Judicial Watch and AEF make the case that the UT’s and the federal government’s use of racial identification is absurd, and can never be “narrowly tailored” under the constitution:
UT makes no effort whatsoever to define the term “Asian,” which just as commonly refers to the four billion human beings who inhabit the largest and most populous continent on Earth as it does to a single “race” of people. It lumps together the two most populous countries on the planet, China and India, each of which has more than a billion people and a multitude of languages, cultures, and religions. It is unclear whether UT’s use of the term “Asian” includes applicants who are or whose ancestors were of full or partial Near or Middle Eastern origin, including persons of full or partial Arab, Armenian, Azerbaijani, Georgian, Kurdish, Persian, or Turkish descent, or whether such applicants are to be considered “White.”
The UT policy at issue allows applicants to self-identify their race, which is also a flawed process to distinguish applicants. The brief cites to the case of Rachel Dolezal, the NAACP Spokane Chapter president who self-identified as “Black” despite apparently having only “White” heritage:
Answering the question of whether Rachel Dolezal would qualify as “black” under affirmative action policies (and if not, why not) further exposes the confusion that reliance on “self-identification” can produce.
The amici brief urges the Supreme Court to finally excise racial considerations from government decision making:
Ultimately, the only way to treat the illegitimate concept of race is to absolutely prohibit its use as a basis for government decisions affecting individuals or groups of individuals. Conveniently, such a prohibition is precisely what the Constitution already requires.

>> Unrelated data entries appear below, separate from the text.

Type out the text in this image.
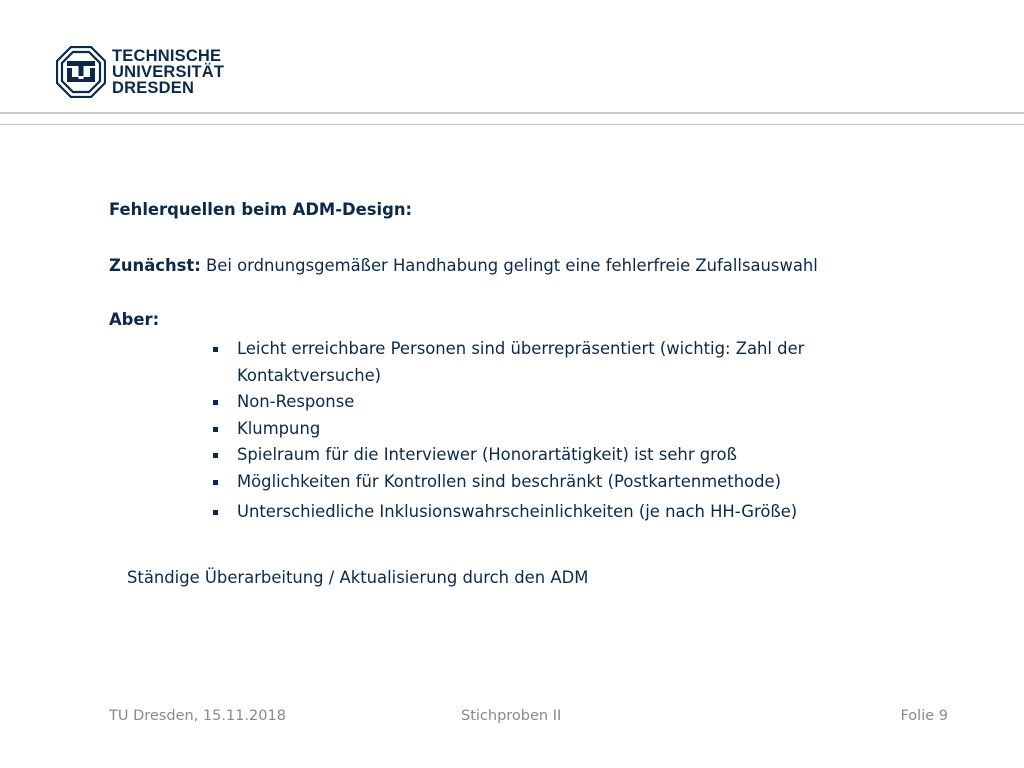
TECHNISCHE
UNIVERSITÄT
DRESDEN
Fehlerquellen beim ADM-Design:
Zunächst: Bei ordnungsgemäßer Handhabung gelingt eine fehlerfreie Zufallsauswahl
Aber:
Leicht erreichbare Personen sind überrepräsentiert (wichtig: Zahl der Kontaktversuche)
Non-Response
Klumpung
Spielraum für die Interviewer (Honorartätigkeit) ist sehr groß
Möglichkeiten für Kontrollen sind beschränkt (Postkartenmethode)
Unterschiedliche Inklusionswahrscheinlichkeiten (je nach HH-Größe)
Ständige Überarbeitung / Aktualisierung durch den ADM
TU Dresden, 15.11.2018	Stichproben II	Folie 9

In 2008, Abigail Fisher, a Texas resident who was denied admission to UT based upon these racial policies, and her former co-plaintiff, Rachel Multer Michalewicz, filed suit against UT, alleging that the university had violated the Equal Protection Clause of the 14th Amendment. In January 2011, after the U.S. Court of Appeals for the Fifth Circuit ruled in favor of UT, Fisher appealed the decision to the U.S. Supreme Court. In a June 2013, 7-1 ruling, the high court vacated the Fifth Circuit’s ruling and ordered it to review the case again.
Despite the Supreme Court’s ruling, however, in July 2014, a Fifth Circuit three-judge panel again upheld the UT race-based admissions policies in a 2-1 decision that suggested that UT (and other colleges and universities) “may use race and ethnicity not only in pursuit of an undefined ‘critical mass’ of diversity, but also ‘in its search for holistic diversity.’”
In November 2014, the full Fifth Circuit declined to rehear the case, prompting Fisher to petition the Supreme Court in February 2015. The Supreme Court granted cert. and is now considering the merits of Fisher’s constitutional claim.
“The Fisher case is an opportunity for the Supreme Court to finally put an end to racist affirmative action policies,” stated Judicial Watch president Tom Fitton. “No government benefits should be doled according to backwards racial theories that, right now, are causing violence and death.”
The Allied Educational Foundation, Judicial Watch’s partner in the amici brief, is a charitable and educational foundation dedicated to improving quality of life through education. In furtherance of that goal, the Foundation has engaged in a number of projects which include, but are not limited to, educational and health conferences domestically and abroad. AEF has frequently partnered with Judicial Watch to fight government and judicial corruption, and to promote a return to ethics and morality in the nation’s public life.